Por todas estas razones me parece que la metáfora es particularmente desafortunada. Sobre todo porque, en un mundo como el nuestro, tan marcado por la xenofobia y el tribalismo identitario, nos aleja de una perspectiva de universalismo ético, crítico, humanizador y fraterno. En una sociedad globalizada como la nuestra, marcada a sangre y fuego por la guerra, los refugiados, los migrantes, las desigualdades, la pobreza, las injusticias, los abusos, la esclavitud y la precariedad, la escuela y la educación solo pueden desarrollarse en la perspectiva de la humanización. La civilización solo ha avanzado superando el espíritu tribal para caminar hacia la utopía de una humanidad unida y fraterna. La historia nos dice que la humanidad se ha ido construyendo con la ruptura y la desaparición de las sociedades y colectivos humanos cerrados en sí mismos y se han consolidado con su apertura a los demás, a los otros, a los diferentes para construir un espíritu universal de convivencia y encuentro.

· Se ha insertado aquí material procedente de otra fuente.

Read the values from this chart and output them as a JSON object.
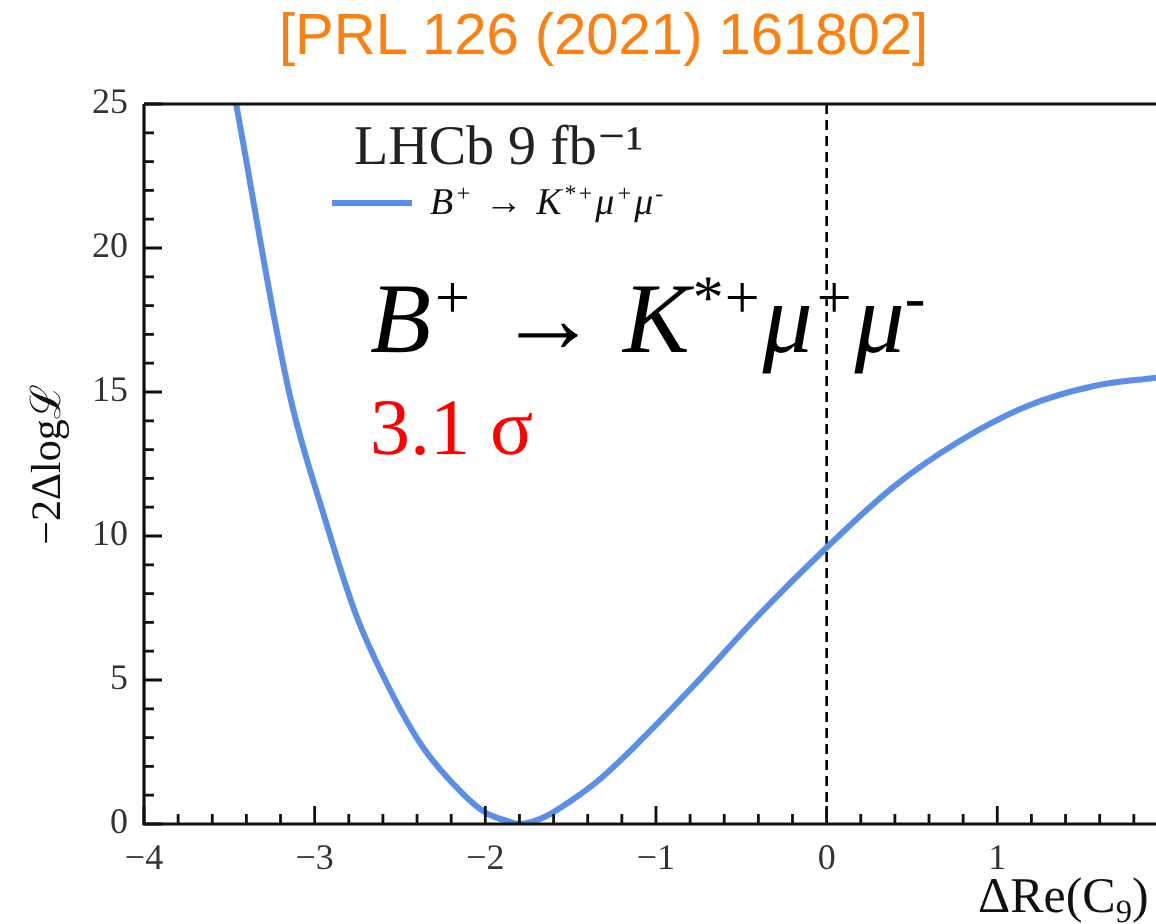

Hoy las propuestas neoconservadoras y restauradoras de visiones del pasado en la escuela, aun desde engañosas posiciones avanzadas y progresistas, ante los problemas de una sociedad abierta como la nuestra, que muchos ven como difícilmente habitable, recurren a la tribu, al espíritu de campanario, a cerrarse en sí mismos, siempre en la misma dirección de crecimiento del egoísmo, de la competitividad, la selección y la soledad de las personas. En la escuela estas visiones “neo”, que ven la escuela como un refugio salvador, se asientan cada vez con más fuerza en visiones cada vez más cerradas y tribales.
La educación que fomenta el espíritu crítico, la promoción de la autonomía del sujeto, la convivencia positiva y la fraternidad, el respeto a la singularidad de cada uno, el amor al diferente, la cooperación, la equidad, la justicia social…, requiere la cooperación de toda la humanidad que, como aspiración e inspiración, dejó atrás el espíritu tribal para estar abierta a todas las personas en toda su diversidad. Sostener hoy en el seno de la escuela la apertura al medio, a la vida, a los procesos de humanización creciente que necesitamos, significa la destribalización del espacio y el tiempo educativo e insertarlos en los horizontes civilizadores de cooperación y relación empática.
La tribu de la que debemos hablar va incluso más allá de la especie humana, sobre todo si la relacionamos con la amplia realidad de lo viviente. En la educación, la tribu debe ser la vida. Y la significación de ese eslogan que cuestionamos no tiene ningún sentido hoy y aquí, y sí lo tiene una sociedad cada vez más abierta, universalizada y unida desde el respeto y el reconocimiento a las diferentes singularidades.